Participation exemption

Subsidiaries distribute their profits as dividends to the parent company. The participation exemption provides that this profit is exempt from taxation (Corporate Tax) at the parent company. This prevents that the same profit is being taxed twice within the group. The exemption only applies to parent companies that own 5% or more of the shares in a subsidiary.

 

The company that receives a dividend does not have to count this profit as taxable profit. This also applies to the capital results (such as the sales result) that have been achieved with a participating interest. Within the group, corporate income tax is therefore only levied once.

The scheme applies to participation’s in domestic and foreign companies. Because profits are not taxed again, subsidiaries established abroad can compete with local companies on the basis of an equivalent tax position.

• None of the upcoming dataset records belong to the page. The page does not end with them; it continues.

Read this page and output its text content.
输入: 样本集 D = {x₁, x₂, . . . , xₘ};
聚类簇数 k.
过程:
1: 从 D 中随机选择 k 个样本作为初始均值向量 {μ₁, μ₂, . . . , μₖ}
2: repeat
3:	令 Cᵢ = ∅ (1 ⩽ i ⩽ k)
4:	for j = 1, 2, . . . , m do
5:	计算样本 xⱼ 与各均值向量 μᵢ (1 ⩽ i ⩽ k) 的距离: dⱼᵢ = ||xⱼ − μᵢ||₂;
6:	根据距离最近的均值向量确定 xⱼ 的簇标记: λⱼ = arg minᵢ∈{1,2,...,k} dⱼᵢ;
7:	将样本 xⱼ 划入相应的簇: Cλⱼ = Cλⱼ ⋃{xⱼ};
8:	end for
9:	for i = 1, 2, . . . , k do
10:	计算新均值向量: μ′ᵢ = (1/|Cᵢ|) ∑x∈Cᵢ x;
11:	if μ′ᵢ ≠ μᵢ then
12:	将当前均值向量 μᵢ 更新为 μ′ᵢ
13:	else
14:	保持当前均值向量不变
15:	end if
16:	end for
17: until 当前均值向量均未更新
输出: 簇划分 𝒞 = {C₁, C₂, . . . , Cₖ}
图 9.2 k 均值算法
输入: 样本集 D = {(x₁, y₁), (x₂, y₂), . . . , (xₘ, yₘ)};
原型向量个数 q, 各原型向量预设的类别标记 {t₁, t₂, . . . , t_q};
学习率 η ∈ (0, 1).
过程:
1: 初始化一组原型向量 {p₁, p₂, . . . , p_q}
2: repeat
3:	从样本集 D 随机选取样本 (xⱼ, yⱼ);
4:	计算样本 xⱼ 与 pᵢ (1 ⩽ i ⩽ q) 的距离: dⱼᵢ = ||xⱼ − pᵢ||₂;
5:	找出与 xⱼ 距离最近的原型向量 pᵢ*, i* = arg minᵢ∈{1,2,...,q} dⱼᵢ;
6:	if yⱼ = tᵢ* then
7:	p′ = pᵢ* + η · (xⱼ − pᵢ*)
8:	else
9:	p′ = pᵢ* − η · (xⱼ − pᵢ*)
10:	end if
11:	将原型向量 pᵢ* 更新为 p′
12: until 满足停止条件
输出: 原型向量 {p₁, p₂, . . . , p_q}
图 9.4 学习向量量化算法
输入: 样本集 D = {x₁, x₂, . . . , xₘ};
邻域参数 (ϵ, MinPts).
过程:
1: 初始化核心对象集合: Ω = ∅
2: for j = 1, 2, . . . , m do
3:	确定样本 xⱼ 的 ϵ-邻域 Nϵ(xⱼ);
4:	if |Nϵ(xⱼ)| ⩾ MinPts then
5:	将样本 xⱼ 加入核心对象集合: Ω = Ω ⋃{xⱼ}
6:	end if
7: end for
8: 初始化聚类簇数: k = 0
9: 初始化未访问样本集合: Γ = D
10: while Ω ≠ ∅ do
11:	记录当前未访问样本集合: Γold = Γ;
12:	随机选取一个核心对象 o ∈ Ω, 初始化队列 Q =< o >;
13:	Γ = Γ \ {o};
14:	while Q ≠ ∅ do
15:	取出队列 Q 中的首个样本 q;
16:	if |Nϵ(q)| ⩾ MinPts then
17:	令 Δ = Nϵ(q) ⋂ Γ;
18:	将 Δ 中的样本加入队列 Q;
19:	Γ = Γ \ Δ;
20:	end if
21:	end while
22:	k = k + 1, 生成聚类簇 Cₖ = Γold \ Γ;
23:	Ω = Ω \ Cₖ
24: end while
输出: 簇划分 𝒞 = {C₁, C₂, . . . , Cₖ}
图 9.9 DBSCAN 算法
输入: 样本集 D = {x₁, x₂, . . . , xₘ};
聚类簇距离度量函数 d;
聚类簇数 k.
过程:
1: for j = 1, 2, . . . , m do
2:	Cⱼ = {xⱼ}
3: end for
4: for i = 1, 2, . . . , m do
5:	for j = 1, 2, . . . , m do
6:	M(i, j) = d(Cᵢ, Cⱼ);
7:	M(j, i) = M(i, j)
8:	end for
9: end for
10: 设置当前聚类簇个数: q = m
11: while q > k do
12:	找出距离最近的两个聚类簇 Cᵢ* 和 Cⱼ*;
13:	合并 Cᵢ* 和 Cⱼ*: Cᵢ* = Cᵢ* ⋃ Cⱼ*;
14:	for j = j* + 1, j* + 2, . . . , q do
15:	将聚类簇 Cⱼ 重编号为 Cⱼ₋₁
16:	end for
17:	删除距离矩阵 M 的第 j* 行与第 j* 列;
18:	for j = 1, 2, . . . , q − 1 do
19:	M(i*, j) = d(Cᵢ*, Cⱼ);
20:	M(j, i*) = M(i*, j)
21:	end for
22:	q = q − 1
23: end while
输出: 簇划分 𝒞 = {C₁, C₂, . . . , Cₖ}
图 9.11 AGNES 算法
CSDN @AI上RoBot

The participation exemption only applies to shareholders who have an interest of 5% or more in a company. If the shareholder has had this interest for more than a year, the exemption will continue for 3 years from the moment that the interest falls below 5%.

 

Example:

If the Holding BV in the Netherlands has a participation in a Belgium BVBA, and this BVBA has already paid a tax of 30%, the distribution of profit from this BVBA to the Holding BV in the Netherlands is untaxed. Naturally, the payment from the Holding BV to a natural person is taxed again (Box 2) for a total of 25%.